The index continues to move within a well defined channel with reducing weekly range and volume. Even though Nifty appeared to breach the rising wedge pattern a few weeks back, the strong bullish momentum pulled back the index to retest the upward resistance trend-line (red) yet again. As Nifty climbed the wall of worries, multiple support zones have been established on the downside. In spite of minor corrections seen on the index over the past 3 days, the structure remains in favour of the bulls, unless the immediate support line (green - daily) forming since mid of June is breached.
11000-11050 appears to be the psychological support which also aligns with the immediate support line for the coming week. Hence it is expected of the bulls to attempt a pull back as long as the trend-line is held. If this support is broken, a sharp profit booking led correction is expected to pull the index down to 10750 zones.
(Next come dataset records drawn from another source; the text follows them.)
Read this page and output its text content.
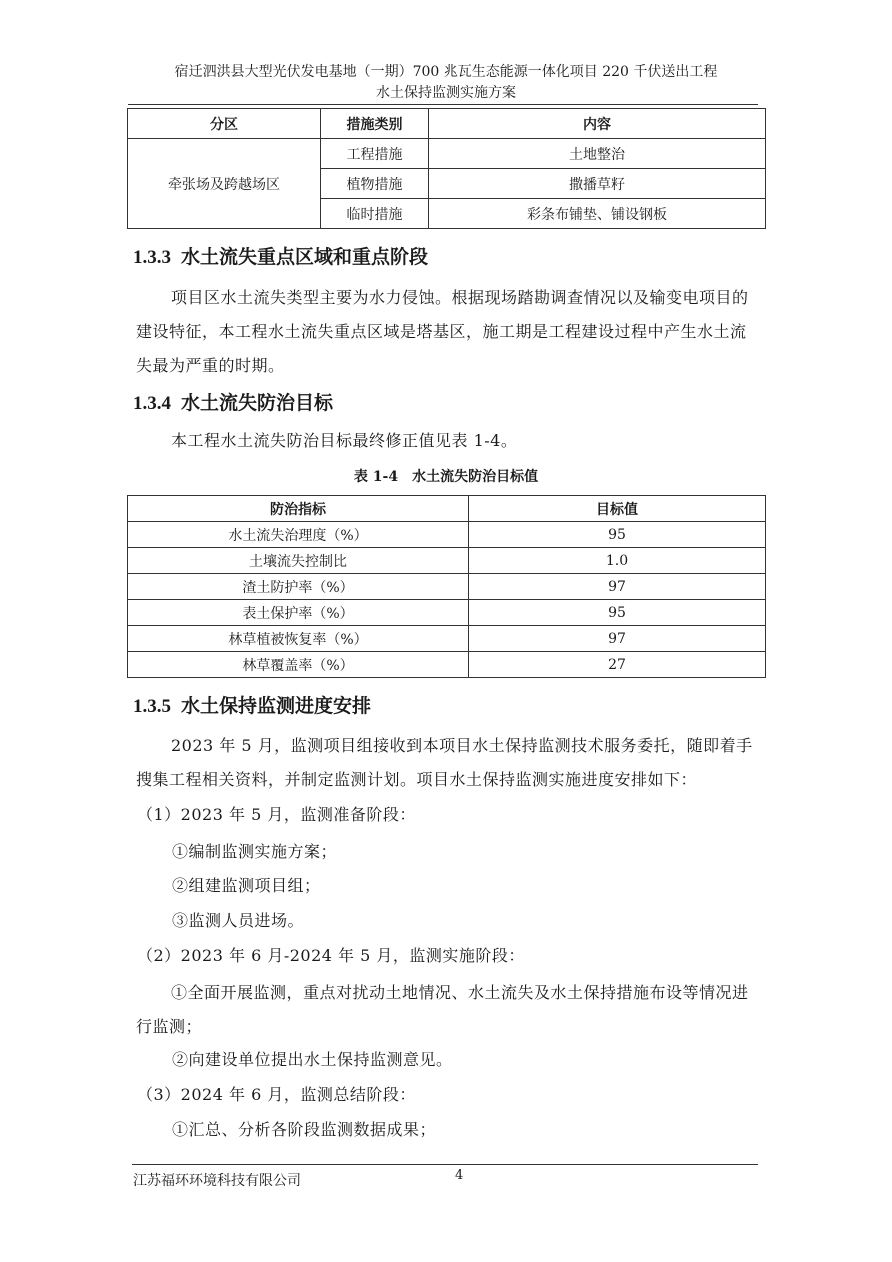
宿迁泗洪县大型光伏发电基地（一期）700 兆瓦生态能源一体化项目 220 千伏送出工程
水土保持监测实施方案
分区	措施类别	内容
牵张场及跨越场区	工程措施	土地整治
	植物措施	撒播草籽
	临时措施	彩条布铺垫、铺设钢板
1.3.3 水土流失重点区域和重点阶段
项目区水土流失类型主要为水力侵蚀。根据现场踏勘调查情况以及输变电项目的建设特征，本工程水土流失重点区域是塔基区，施工期是工程建设过程中产生水土流失最为严重的时期。
1.3.4 水土流失防治目标
本工程水土流失防治目标最终修正值见表 1-4。
表 1-4　水土流失防治目标值
防治指标	目标值
水土流失治理度（%）	95
土壤流失控制比	1.0
渣土防护率（%）	97
表土保护率（%）	95
林草植被恢复率（%）	97
林草覆盖率（%）	27
1.3.5 水土保持监测进度安排
2023 年 5 月，监测项目组接收到本项目水土保持监测技术服务委托，随即着手搜集工程相关资料，并制定监测计划。项目水土保持监测实施进度安排如下：
（1）2023 年 5 月，监测准备阶段：
①编制监测实施方案；
②组建监测项目组；
③监测人员进场。
（2）2023 年 6 月-2024 年 5 月，监测实施阶段：
①全面开展监测，重点对扰动土地情况、水土流失及水土保持措施布设等情况进行监测；
②向建设单位提出水土保持监测意见。
（3）2024 年 6 月，监测总结阶段：
①汇总、分析各阶段监测数据成果；
江苏福环环境科技有限公司	4
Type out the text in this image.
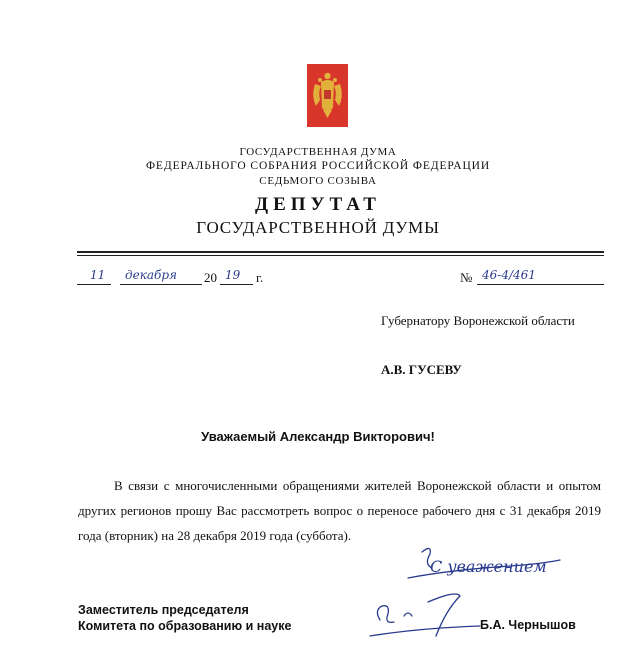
ГОСУДАРСТВЕННАЯ ДУМА
ФЕДЕРАЛЬНОГО СОБРАНИЯ РОССИЙСКОЙ ФЕДЕРАЦИИ
СЕДЬМОГО СОЗЫВА
ДЕПУТАТ
ГОСУДАРСТВЕННОЙ ДУМЫ
11 декабря 20 19 г.	№ 46-4/461
Губернатору Воронежской области
А.В. ГУСЕВУ
Уважаемый Александр Викторович!

В связи с многочисленными обращениями жителей Воронежской области и опытом других регионов прошу Вас рассмотреть вопрос о переносе рабочего дня с 31 декабря 2019 года (вторник) на 28 декабря 2019 года (суббота).

С уважением
Заместитель председателя
Комитета по образованию и науке	Б.А. Чернышов
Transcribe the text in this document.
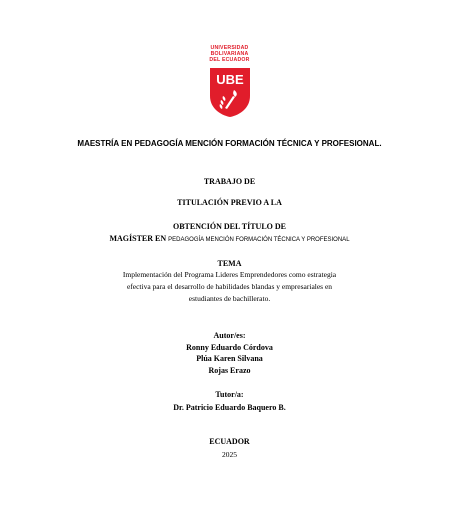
UNIVERSIDAD
BOLIVARIANA
DEL ECUADOR
UBE
MAESTRÍA EN PEDAGOGÍA MENCIÓN FORMACIÓN TÉCNICA Y PROFESIONAL.
TRABAJO DE
TITULACIÓN PREVIO A LA
OBTENCIÓN DEL TÍTULO DE
MAGÍSTER EN PEDAGOGÍA MENCIÓN FORMACIÓN TÉCNICA Y PROFESIONAL
TEMA
Implementación del Programa Lideres Emprendedores como estrategia
efectiva para el desarrollo de habilidades blandas y empresariales en
estudiantes de bachillerato.
Autor/es:
Ronny Eduardo Córdova
Plúa Karen Silvana
Rojas Erazo
Tutor/a:
Dr. Patricio Eduardo Baquero B.
ECUADOR
2025
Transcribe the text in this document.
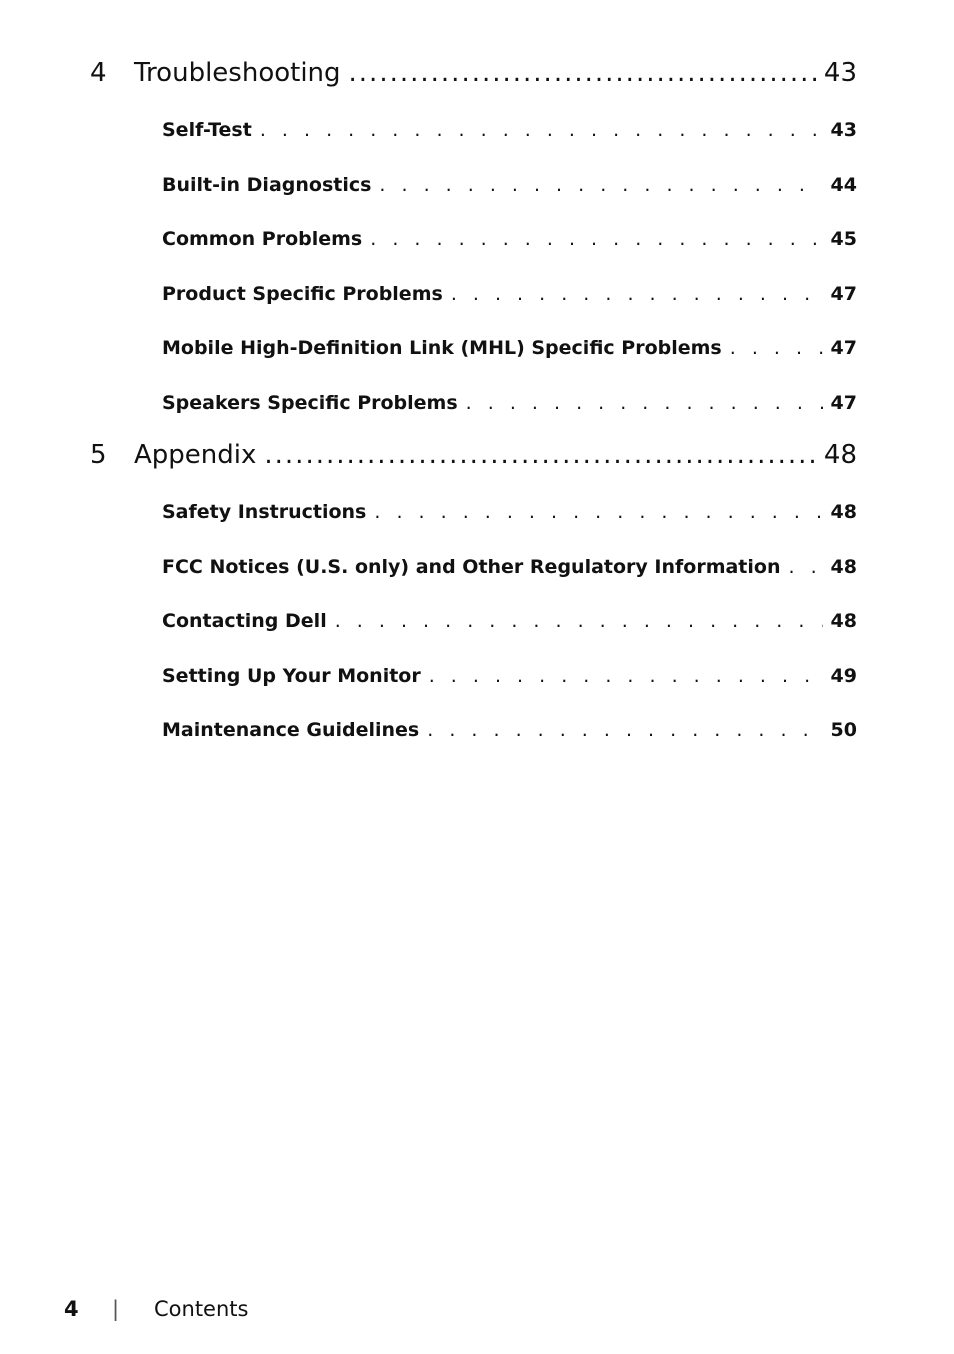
4	Troubleshooting .....	43
Self-Test . . .	43
Built-in Diagnostics . . .	44
Common Problems . . .	45
Product Specific Problems . . .	47
Mobile High-Definition Link (MHL) Specific Problems . . .	47
Speakers Specific Problems . . .	47
5	Appendix .....	48
Safety Instructions . . .	48
FCC Notices (U.S. only) and Other Regulatory Information . . .	48
Contacting Dell . . .	48
Setting Up Your Monitor . . .	49
Maintenance Guidelines . . .	50
4	|	Contents
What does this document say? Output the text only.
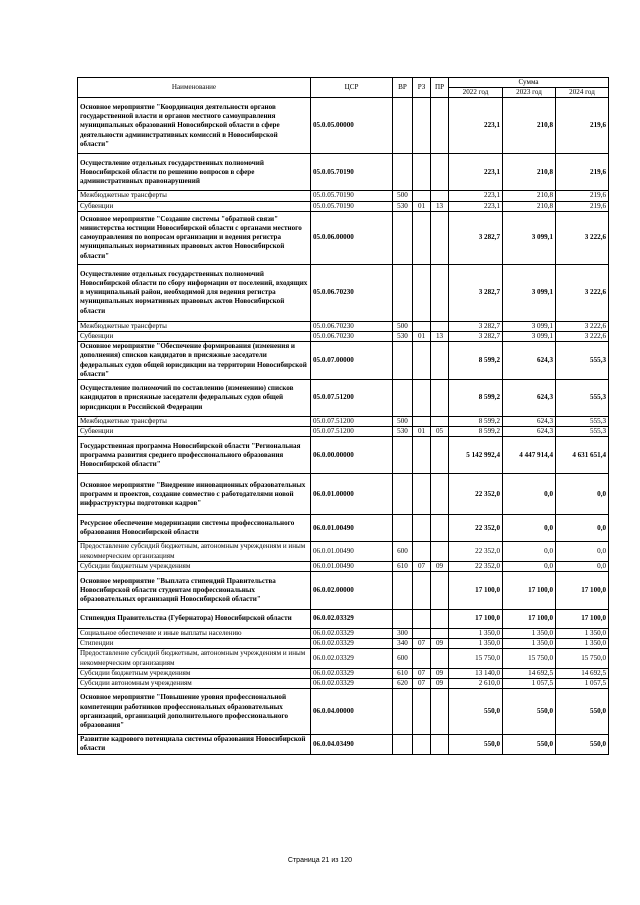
Наименование	ЦСР	ВР	РЗ	ПР	Сумма		
					2022 год	2023 год	2024 год
Основное мероприятие "Координация деятельности органов государственной власти и органов местного самоуправления муниципальных образований Новосибирской области в сфере деятельности административных комиссий в Новосибирской области"	05.0.05.00000				223,1	210,8	219,6
Осуществление отдельных государственных полномочий Новосибирской области по решению вопросов в сфере административных правонарушений	05.0.05.70190				223,1	210,8	219,6
Межбюджетные трансферты	05.0.05.70190	500			223,1	210,8	219,6
Субвенции	05.0.05.70190	530	01	13	223,1	210,8	219,6
Основное мероприятие "Создание системы "обратной связи" министерства юстиции Новосибирской области с органами местного самоуправления по вопросам организации и ведения регистра муниципальных нормативных правовых актов Новосибирской области"	05.0.06.00000				3 282,7	3 099,1	3 222,6
Осуществление отдельных государственных полномочий Новосибирской области по сбору информации от поселений, входящих в муниципальный район, необходимой для ведения регистра муниципальных нормативных правовых актов Новосибирской области	05.0.06.70230				3 282,7	3 099,1	3 222,6
Межбюджетные трансферты	05.0.06.70230	500			3 282,7	3 099,1	3 222,6
Субвенции	05.0.06.70230	530	01	13	3 282,7	3 099,1	3 222,6
Основное мероприятие "Обеспечение формирования (изменения и дополнения) списков кандидатов в присяжные заседатели федеральных судов общей юрисдикции на территории Новосибирской области"	05.0.07.00000				8 599,2	624,3	555,3
Осуществление полномочий по составлению (изменению) списков кандидатов в присяжные заседатели федеральных судов общей юрисдикции в Российской Федерации	05.0.07.51200				8 599,2	624,3	555,3
Межбюджетные трансферты	05.0.07.51200	500			8 599,2	624,3	555,3
Субвенции	05.0.07.51200	530	01	05	8 599,2	624,3	555,3
Государственная программа Новосибирской области "Региональная программа развития среднего профессионального образования Новосибирской области"	06.0.00.00000				5 142 992,4	4 447 914,4	4 631 651,4
Основное мероприятие "Внедрение инновационных образовательных программ и проектов, создание совместно с работодателями новой инфраструктуры подготовки кадров"	06.0.01.00000				22 352,0	0,0	0,0
Ресурсное обеспечение модернизации системы профессионального образования Новосибирской области	06.0.01.00490				22 352,0	0,0	0,0
Предоставление субсидий бюджетным, автономным учреждениям и иным некоммерческим организациям	06.0.01.00490	600			22 352,0	0,0	0,0
Субсидии бюджетным учреждениям	06.0.01.00490	610	07	09	22 352,0	0,0	0,0
Основное мероприятие "Выплата стипендий Правительства Новосибирской области студентам профессиональных образовательных организаций Новосибирской области"	06.0.02.00000				17 100,0	17 100,0	17 100,0
Стипендия Правительства (Губернатора) Новосибирской области	06.0.02.03329				17 100,0	17 100,0	17 100,0
Социальное обеспечение и иные выплаты населению	06.0.02.03329	300			1 350,0	1 350,0	1 350,0
Стипендии	06.0.02.03329	340	07	09	1 350,0	1 350,0	1 350,0
Предоставление субсидий бюджетным, автономным учреждениям и иным некоммерческим организациям	06.0.02.03329	600			15 750,0	15 750,0	15 750,0
Субсидии бюджетным учреждениям	06.0.02.03329	610	07	09	13 140,0	14 692,5	14 692,5
Субсидии автономным учреждениям	06.0.02.03329	620	07	09	2 610,0	1 057,5	1 057,5
Основное мероприятие "Повышение уровня профессиональной компетенции работников профессиональных образовательных организаций, организаций дополнительного профессионального образования"	06.0.04.00000				550,0	550,0	550,0
Развитие кадрового потенциала системы образования Новосибирской области	06.0.04.03490				550,0	550,0	550,0
Страница 21 из 120
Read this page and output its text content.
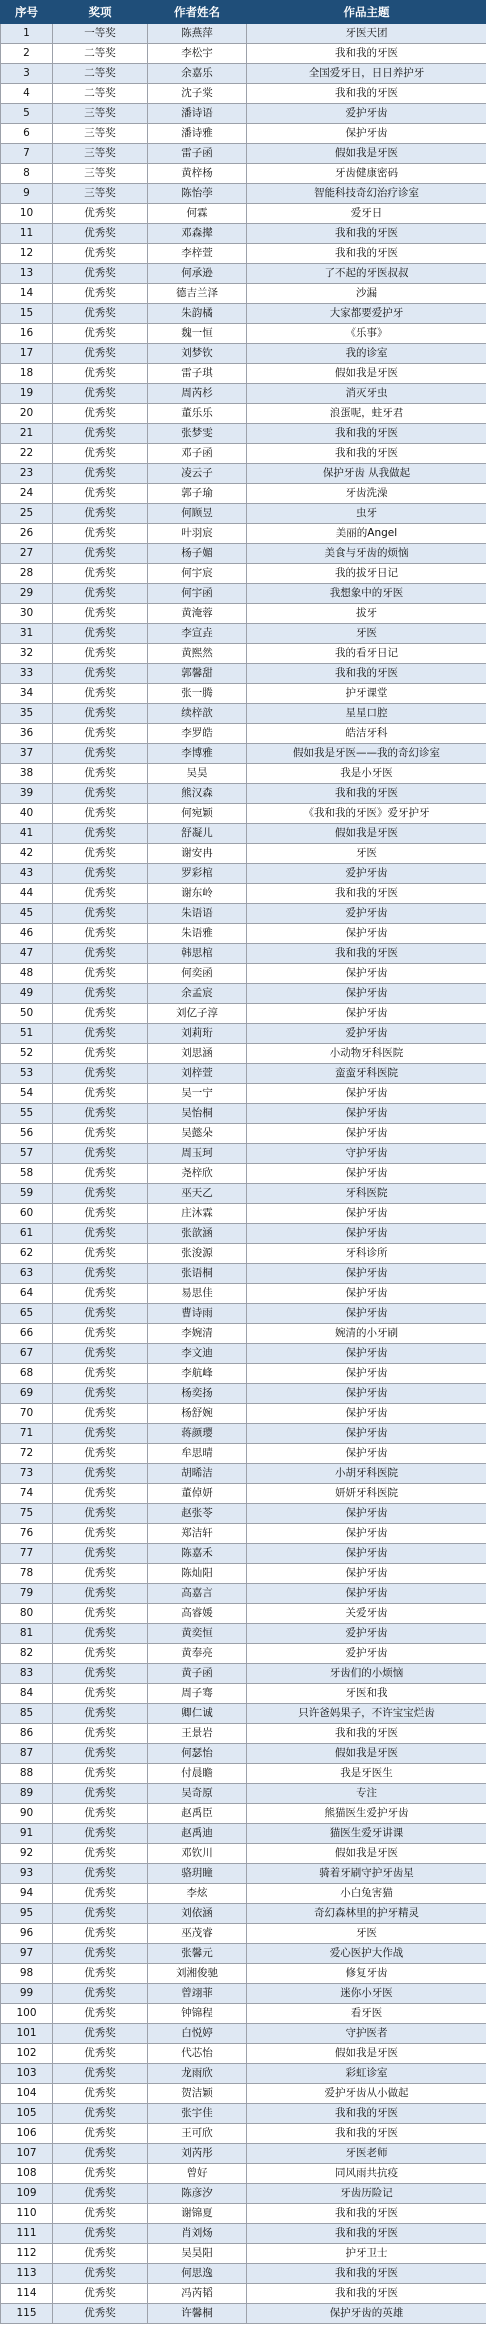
序号	奖项	作者姓名	作品主题
1	一等奖	陈燕萍	牙医天团
2	二等奖	李松宇	我和我的牙医
3	二等奖	余嘉乐	全国爱牙日，日日养护牙
4	二等奖	沈子棠	我和我的牙医
5	三等奖	潘诗语	爱护牙齿
6	三等奖	潘诗雅	保护牙齿
7	三等奖	雷子函	假如我是牙医
8	三等奖	黄梓杨	牙齿健康密码
9	三等奖	陈怡荸	智能科技奇幻治疗诊室
10	优秀奖	何霖	爱牙日
11	优秀奖	邓森撵	我和我的牙医
12	优秀奖	李梓萱	我和我的牙医
13	优秀奖	何承逊	了不起的牙医叔叔
14	优秀奖	德吉兰泽	沙漏
15	优秀奖	朱韵橘	大家都要爱护牙
16	优秀奖	魏一恒	《乐事》
17	优秀奖	刘梦钦	我的诊室
18	优秀奖	雷子琪	假如我是牙医
19	优秀奖	周芮杉	消灭牙虫
20	优秀奖	董乐乐	浪蛋呢，蛀牙君
21	优秀奖	张梦雯	我和我的牙医
22	优秀奖	邓子函	我和我的牙医
23	优秀奖	凌云子	保护牙齿 从我做起
24	优秀奖	郭子瑜	牙齿洗澡
25	优秀奖	何顾昱	虫牙
26	优秀奖	叶羽宸	美丽的Angel
27	优秀奖	杨子媚	美食与牙齿的烦恼
28	优秀奖	何宇宸	我的拔牙日记
29	优秀奖	何宇函	我想象中的牙医
30	优秀奖	黄淹蓉	拔牙
31	优秀奖	李宣垚	牙医
32	优秀奖	黄熙然	我的看牙日记
33	优秀奖	郭馨甜	我和我的牙医
34	优秀奖	张一腾	护牙课堂
35	优秀奖	续梓歆	星星口腔
36	优秀奖	李罗皓	皓洁牙科
37	优秀奖	李博雅	假如我是牙医——我的奇幻诊室
38	优秀奖	吴昊	我是小牙医
39	优秀奖	熊汉森	我和我的牙医
40	优秀奖	何宛颖	《我和我的牙医》爱牙护牙
41	优秀奖	舒凝儿	假如我是牙医
42	优秀奖	谢安冉	牙医
43	优秀奖	罗彩棺	爱护牙齿
44	优秀奖	谢东岭	我和我的牙医
45	优秀奖	朱语语	爱护牙齿
46	优秀奖	朱语雅	保护牙齿
47	优秀奖	韩思棺	我和我的牙医
48	优秀奖	何奕函	保护牙齿
49	优秀奖	余孟宸	保护牙齿
50	优秀奖	刘亿子淳	保护牙齿
51	优秀奖	刘莉珩	爱护牙齿
52	优秀奖	刘思涵	小动物牙科医院
53	优秀奖	刘梓萱	蛮蛮牙科医院
54	优秀奖	吴一宁	保护牙齿
55	优秀奖	吴怡桐	保护牙齿
56	优秀奖	吴懿朵	保护牙齿
57	优秀奖	周玉珂	守护牙齿
58	优秀奖	尧梓欣	保护牙齿
59	优秀奖	巫天乙	牙科医院
60	优秀奖	庄沐霖	保护牙齿
61	优秀奖	张歆涵	保护牙齿
62	优秀奖	张浚源	牙科诊所
63	优秀奖	张语桐	保护牙齿
64	优秀奖	易思佳	保护牙齿
65	优秀奖	曹诗雨	保护牙齿
66	优秀奖	李婉清	婉清的小牙刷
67	优秀奖	李文迪	保护牙齿
68	优秀奖	李航峰	保护牙齿
69	优秀奖	杨奕扬	保护牙齿
70	优秀奖	杨舒婉	保护牙齿
71	优秀奖	蒋颜璎	保护牙齿
72	优秀奖	牟思晴	保护牙齿
73	优秀奖	胡晞洁	小胡牙科医院
74	优秀奖	董倬妍	妍妍牙科医院
75	优秀奖	赵张苓	保护牙齿
76	优秀奖	郑洁轩	保护牙齿
77	优秀奖	陈嘉禾	保护牙齿
78	优秀奖	陈灿阳	保护牙齿
79	优秀奖	高嘉言	保护牙齿
80	优秀奖	高睿媛	关爱牙齿
81	优秀奖	黄奕恒	爱护牙齿
82	优秀奖	黄奉亮	爱护牙齿
83	优秀奖	黄子函	牙齿们的小烦恼
84	优秀奖	周子骞	牙医和我
85	优秀奖	卿仁诚	只许爸妈果子，不许宝宝烂齿
86	优秀奖	王景岩	我和我的牙医
87	优秀奖	何瑟怡	假如我是牙医
88	优秀奖	付晨瞻	我是牙医生
89	优秀奖	吴奇原	专注
90	优秀奖	赵禹臣	熊猫医生爱护牙齿
91	优秀奖	赵禹迪	猫医生爱牙讲课
92	优秀奖	邓钦川	假如我是牙医
93	优秀奖	骆玥瞳	骑着牙刷守护牙齿星
94	优秀奖	李炫	小白兔害猫
95	优秀奖	刘依涵	奇幻森林里的护牙精灵
96	优秀奖	巫茂睿	牙医
97	优秀奖	张馨元	爱心医护大作战
98	优秀奖	刘湘俊驰	修复牙齿
99	优秀奖	曾翊菲	迷你小牙医
100	优秀奖	钟锦程	看牙医
101	优秀奖	白悦婷	守护医者
102	优秀奖	代芯怡	假如我是牙医
103	优秀奖	龙雨欣	彩虹诊室
104	优秀奖	贺洁颖	爱护牙齿从小做起
105	优秀奖	张宇佳	我和我的牙医
106	优秀奖	王可欣	我和我的牙医
107	优秀奖	刘芮彤	牙医老师
108	优秀奖	曾好	同风雨共抗疫
109	优秀奖	陈彦汐	牙齿历险记
110	优秀奖	谢锦夏	我和我的牙医
111	优秀奖	肖刘炀	我和我的牙医
112	优秀奖	吴昊阳	护牙卫士
113	优秀奖	何思逸	我和我的牙医
114	优秀奖	冯芮韬	我和我的牙医
115	优秀奖	许馨桐	保护牙齿的英雄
If a stronger bearish momentum emerges near 10750, the index could test the earlier swing low (blue) around the 10550-10600 zone. Any support taken near these multiple support levels would pull the index back to test the rising resistance trend-line leading to higher targets of 11500-11600. But, unless this rising resistance is broken, a runaway bullish move would not materialise.
On a weekly basis, the index tested and reversed from the 78.6% Fibonacci retracement (11250), formed from Feb high to March low. A breakout from 11250 failed to materialise and formed a near term bull trap for traders who would have played the breakout. The continued reduction in momentum seen on Stochastics Momentum Index over the past 3 weeks hinted towards an unsustainable breakout. Nifty made a dark cloud cover candlestick pattern while still maintaining the rising wedge. A strong closure with high volume below the medium term support line (green - weekly) is required to take any bearish stand. Due to the narrowing range seen week on week and reducing volume as seen on Nifty Futures, it would be advisable not to play the breakout, instead it is prudent to wait and see the end of week structure for confirmations. In either case, the upcoming week could be crucial in determining further direction for the market.
On Nifty Aug Options OI front, maximum Call OI is seen at 11500 which would be near term resistance, while maximum Put OI is seen at 11000, confirming the crucial support zone. Though still very early in the august series, the PCR (Put Call Ratio) of 1.7 indicates overstretched long positions. India VIX, the volatility index is seen at much lower levels compared to march, thereby giving a helping hand to the bulls. FII flows have gradually slowed over the past 3 months, though July saw about 2.5k crore rupees inflow in equity cash segment. Surprisingly, DII have been net sellers in the tune of 10k crore rupees, which indicates institutional distribution at higher levels. Both DII and FII activity needs to be closely watched in the coming weeks.